Favipiravir: Marketed under the brand Avigan, the drug works by preventing the virus from replicating in cells. It was developed in 2014 by Fujifilm Toyama Chemical, a unit of Fujifilm Holdings, as an influenza drug. Japanese PM Shinzo Abe wants the drug approved for COVID-19 in May. The country is ramping up its stockpile and is expected to ship the drug to 43 countries for clinical studies on its effectiveness. Fujifilm began a phase 2 clinical trial in Massachusetts in April. Both China and Japan have been studying favipiravir to treat the deadly virus for months. It also has been tested in Italy, and a trial is set to begin in India.

Lopinavir-Ritonavir: The duo belongs to a class of drugs known as HIV protease inhibitors and generally used in combination. Ritonavir increases (“boosts”) the levels of lopinavir. This helps lopinavir work better. The drug helps to decrease the amount of HIV in a body so that the immune system can work better, lowering the chances of getting HIV complications. A Wuhan study this year (2020) found that the ritonavir/lopinavir combination was not effective in combating Covid-19. But study results indicated a potential by repurposing the drugs.

Hydroxychloroquine or HCQ: The antimalarial drug attained instant stardom in mid-March when US President Donald Trump dubbed it as a game-changer for the treatment of COVID-19. The optimism with the drug as an even effective medicine to ward off infection too has faded with regulators and scientists raising concerns about potential side effects.
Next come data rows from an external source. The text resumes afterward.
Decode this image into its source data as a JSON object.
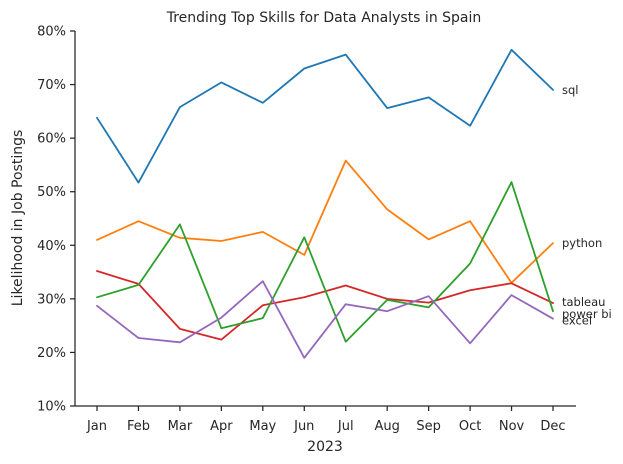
{
  "chart_data": {
    "type": "line",
    "title": "Trending Top Skills for Data Analysts in Spain",
    "xlabel": "2023",
    "ylabel": "Likelihood in Job Postings",
    "categories": [
      "Jan",
      "Feb",
      "Mar",
      "Apr",
      "May",
      "Jun",
      "Jul",
      "Aug",
      "Sep",
      "Oct",
      "Nov",
      "Dec"
    ],
    "ylim": [
      10,
      80
    ],
    "yticks": [
      {
        "value": 10,
        "label": "10%"
      },
      {
        "value": 20,
        "label": "20%"
      },
      {
        "value": 30,
        "label": "30%"
      },
      {
        "value": 40,
        "label": "40%"
      },
      {
        "value": 50,
        "label": "50%"
      },
      {
        "value": 60,
        "label": "60%"
      },
      {
        "value": 70,
        "label": "70%"
      },
      {
        "value": 80,
        "label": "80%"
      }
    ],
    "grid": false,
    "legend": "none",
    "series": [
      {
        "name": "sql",
        "color": "#1f77b4",
        "values": [
          63.8,
          51.7,
          65.8,
          70.4,
          66.6,
          73.0,
          75.6,
          65.6,
          67.6,
          62.3,
          76.5,
          69.0
        ]
      },
      {
        "name": "python",
        "color": "#ff7f0e",
        "values": [
          41.0,
          44.5,
          41.4,
          40.8,
          42.5,
          38.2,
          55.8,
          46.7,
          41.1,
          44.5,
          33.0,
          40.4
        ]
      },
      {
        "name": "tableau",
        "color": "#d62728",
        "values": [
          35.2,
          32.8,
          24.4,
          22.4,
          28.8,
          30.3,
          32.5,
          30.0,
          29.3,
          31.6,
          32.9,
          29.2
        ]
      },
      {
        "name": "power bi",
        "color": "#2ca02c",
        "values": [
          30.3,
          32.6,
          43.9,
          24.5,
          26.4,
          41.5,
          22.0,
          29.8,
          28.4,
          36.6,
          51.8,
          27.7
        ]
      },
      {
        "name": "excel",
        "color": "#9467bd",
        "values": [
          28.7,
          22.7,
          21.9,
          26.5,
          33.3,
          19.0,
          29.0,
          27.7,
          30.5,
          21.7,
          30.7,
          26.3
        ]
      }
    ]
  }
}
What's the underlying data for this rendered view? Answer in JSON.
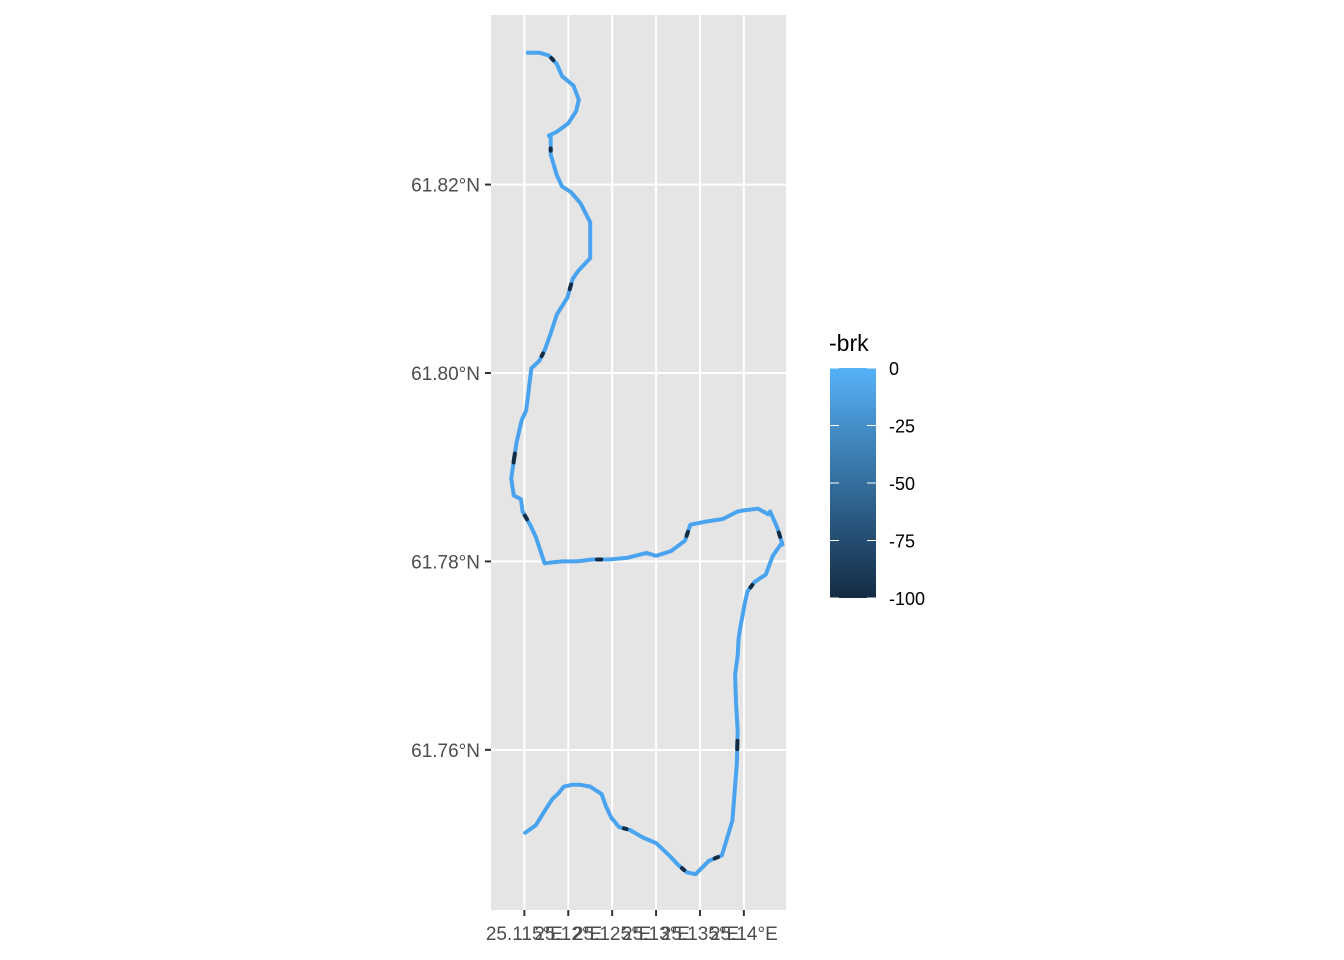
{
  "chart_data": {
    "type": "line",
    "title": "",
    "xlabel": "",
    "ylabel": "",
    "colors": {
      "panel": "#e5e5e5",
      "grid": "#ffffff",
      "low": "#132b43",
      "high": "#56b1f7",
      "track": "#4aa3ef"
    },
    "x_ticks": [
      {
        "value": 25.115,
        "label": "25.115°E"
      },
      {
        "value": 25.12,
        "label": "25.12°E"
      },
      {
        "value": 25.125,
        "label": "25.125°E"
      },
      {
        "value": 25.13,
        "label": "25.13°E"
      },
      {
        "value": 25.135,
        "label": "25.135°E"
      },
      {
        "value": 25.14,
        "label": "25.14°E"
      }
    ],
    "y_ticks": [
      {
        "value": 61.76,
        "label": "61.76°N"
      },
      {
        "value": 61.78,
        "label": "61.78°N"
      },
      {
        "value": 61.8,
        "label": "61.80°N"
      },
      {
        "value": 61.82,
        "label": "61.82°N"
      }
    ],
    "xlim": [
      25.1112,
      25.1448
    ],
    "ylim": [
      61.743,
      61.838
    ],
    "legend": {
      "title": "-brk",
      "placement": "right",
      "range": [
        -100,
        0
      ],
      "breaks": [
        {
          "value": 0,
          "label": "0"
        },
        {
          "value": -25,
          "label": "-25"
        },
        {
          "value": -50,
          "label": "-50"
        },
        {
          "value": -75,
          "label": "-75"
        },
        {
          "value": -100,
          "label": "-100"
        }
      ]
    },
    "track": {
      "lon": [
        25.1151,
        25.1163,
        25.1175,
        25.1182,
        25.1188,
        25.1195,
        25.1205,
        25.1213,
        25.1225,
        25.1238,
        25.1243,
        25.1249,
        25.1258,
        25.127,
        25.1285,
        25.13,
        25.1315,
        25.1325,
        25.1335,
        25.1345,
        25.136,
        25.1375,
        25.1387,
        25.1392,
        25.1393,
        25.1391,
        25.139,
        25.1393,
        25.1394,
        25.1396,
        25.1401,
        25.1404,
        25.1412,
        25.1425,
        25.1433,
        25.1442,
        25.1444,
        25.1438,
        25.143,
        25.1428,
        25.1416,
        25.1399,
        25.1393,
        25.1376,
        25.1355,
        25.1339,
        25.1333,
        25.1317,
        25.13,
        25.1289,
        25.1268,
        25.1246,
        25.1227,
        25.121,
        25.1193,
        25.1173,
        25.1163,
        25.1157,
        25.1148,
        25.1146,
        25.1138,
        25.1135,
        25.1141,
        25.1147,
        25.1152,
        25.1158,
        25.1167,
        25.1173,
        25.118,
        25.1187,
        25.1199,
        25.1205,
        25.1211,
        25.1225,
        25.1225,
        25.1214,
        25.1203,
        25.1193,
        25.1187,
        25.118,
        25.118,
        25.118,
        25.1178,
        25.1187,
        25.12,
        25.1209,
        25.1212,
        25.1206,
        25.1193,
        25.1187,
        25.1178,
        25.1167,
        25.1154
      ],
      "lat": [
        61.7512,
        61.752,
        61.7538,
        61.7548,
        61.7553,
        61.7561,
        61.7563,
        61.7563,
        61.7561,
        61.7553,
        61.754,
        61.7528,
        61.7518,
        61.7515,
        61.7507,
        61.7501,
        61.7488,
        61.7478,
        61.747,
        61.7468,
        61.7482,
        61.7488,
        61.7525,
        61.7585,
        61.762,
        61.765,
        61.768,
        61.77,
        61.7718,
        61.773,
        61.7755,
        61.7768,
        61.7778,
        61.7786,
        61.7806,
        61.7818,
        61.7818,
        61.7836,
        61.7853,
        61.785,
        61.7856,
        61.7854,
        61.7853,
        61.7845,
        61.7842,
        61.7839,
        61.7822,
        61.7811,
        61.7806,
        61.7809,
        61.7804,
        61.7802,
        61.7802,
        61.78,
        61.78,
        61.7798,
        61.7826,
        61.7838,
        61.7853,
        61.7866,
        61.787,
        61.7888,
        61.7926,
        61.795,
        61.796,
        61.8005,
        61.8013,
        61.8024,
        61.8042,
        61.8062,
        61.808,
        61.81,
        61.8108,
        61.8122,
        61.816,
        61.818,
        61.8192,
        61.8198,
        61.821,
        61.8232,
        61.8241,
        61.825,
        61.8252,
        61.8256,
        61.8265,
        61.8278,
        61.829,
        61.8305,
        61.8315,
        61.8328,
        61.8337,
        61.834,
        61.834
      ],
      "brake_marks": [
        12,
        17,
        20,
        23,
        31,
        36,
        45,
        51,
        57,
        61,
        66,
        70,
        79,
        89
      ]
    }
  }
}
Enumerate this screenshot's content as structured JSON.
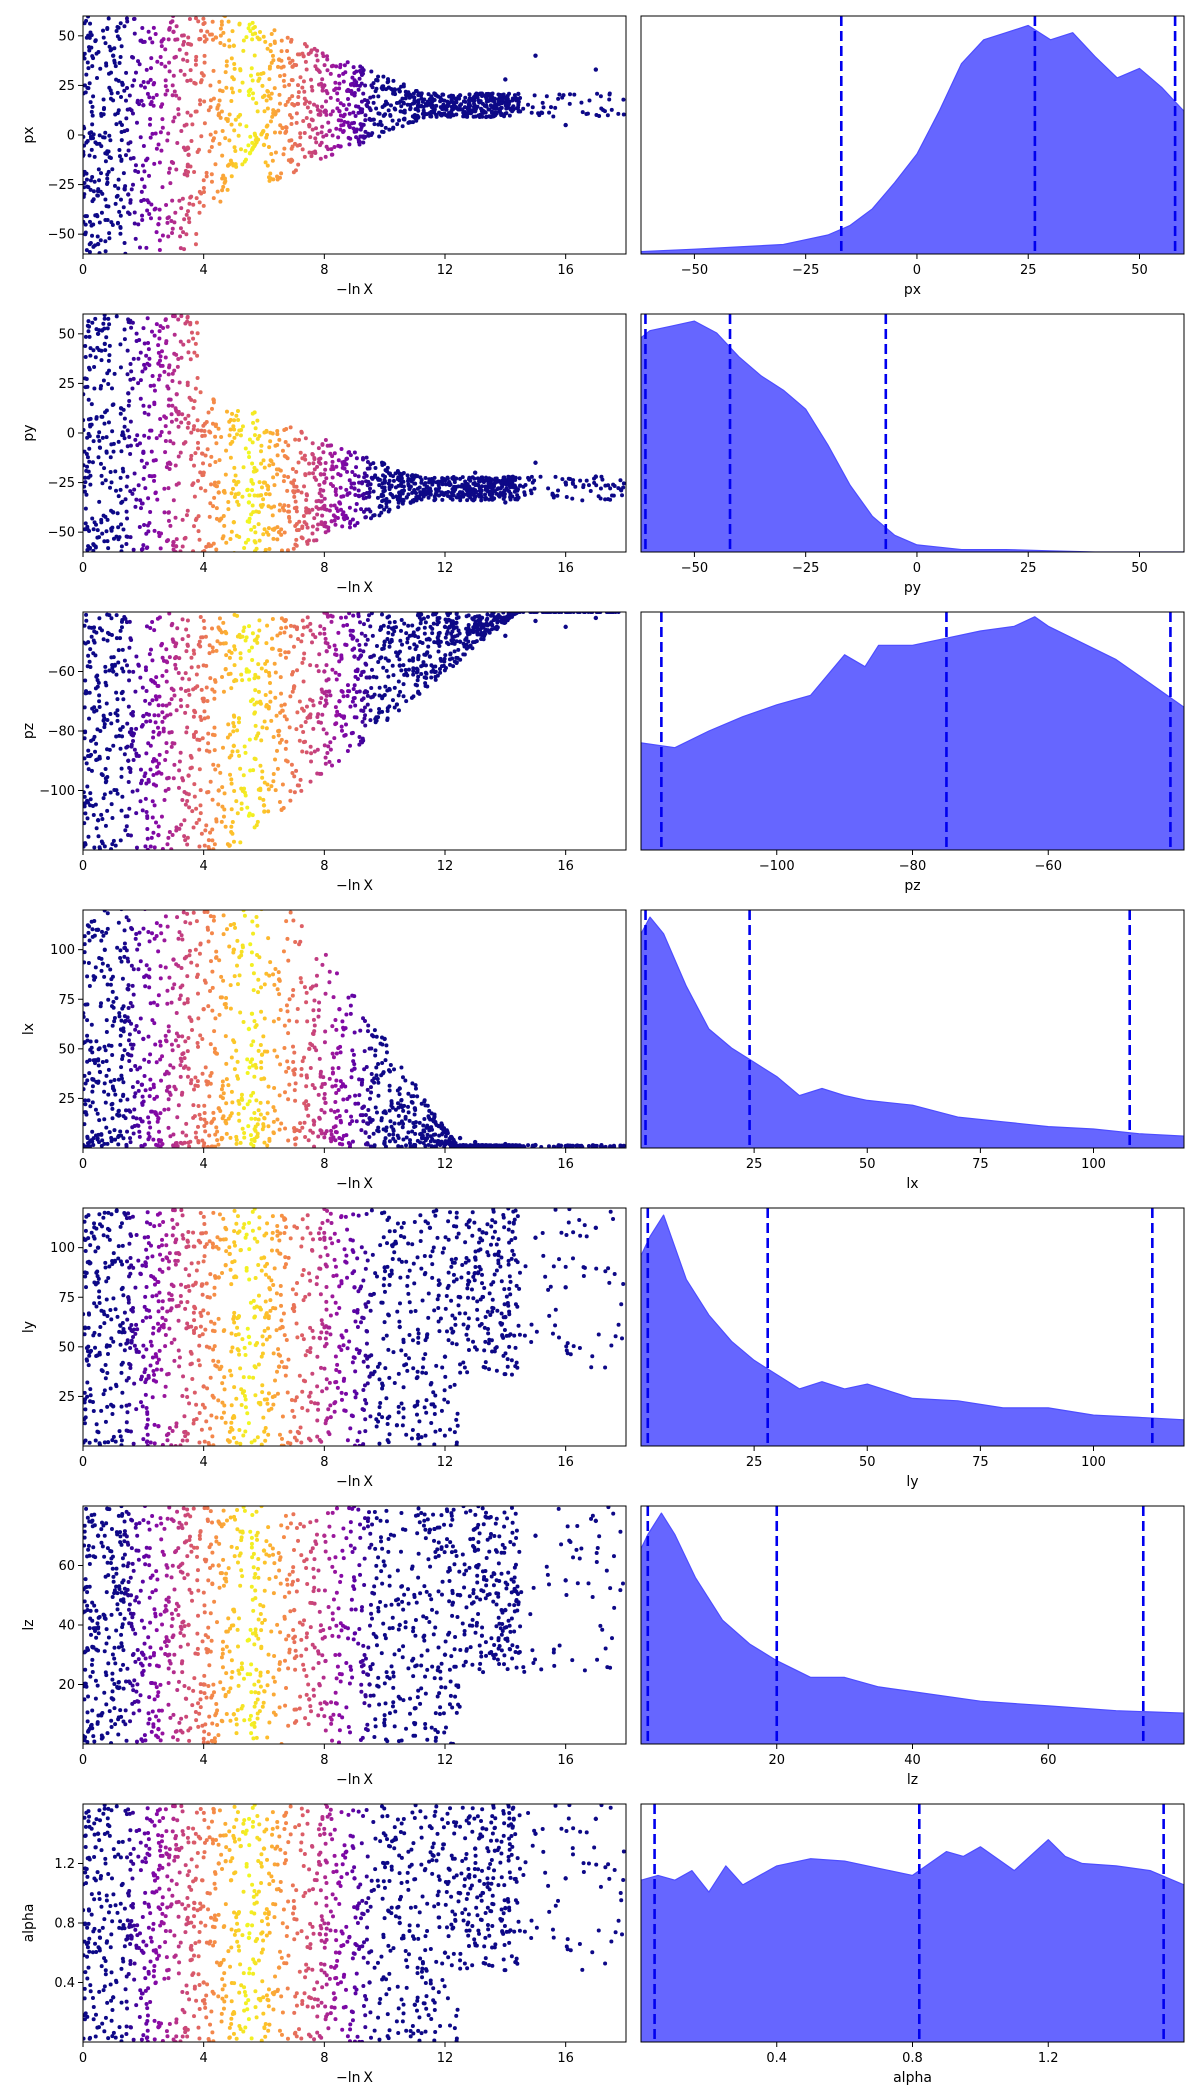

The drug was initially developed as an antimalarial variant for patients who were sensitive to chloroquine. It is also used to reduce inflammatory responses in illnesses like rheumatoid arthritis, lupus, and Porphyria cutanea tarda (PCT).

Plasma therapy: Another treatment, while not a drug, that has shown promise is plasma therapy.  The method uses convalescent plasma which is extracted from the blood of recovered COVID-19 patients. This plasma contains antibodies that neutralize SARS-CoV-2.

Besides, scientists are also working on developing vaccines based on isolating anti-bodies. For instance, Israel’s Biological Research Institute has claimed that it has isolated an antibody that could be effective in treatment against coronavirus.In a separate development, a team of Italian scientists from the company Takis was able to isolate antibodies in mice that blocked the virus from infecting human cells. Testing was carried out at Rome’s Spallanzani Institute.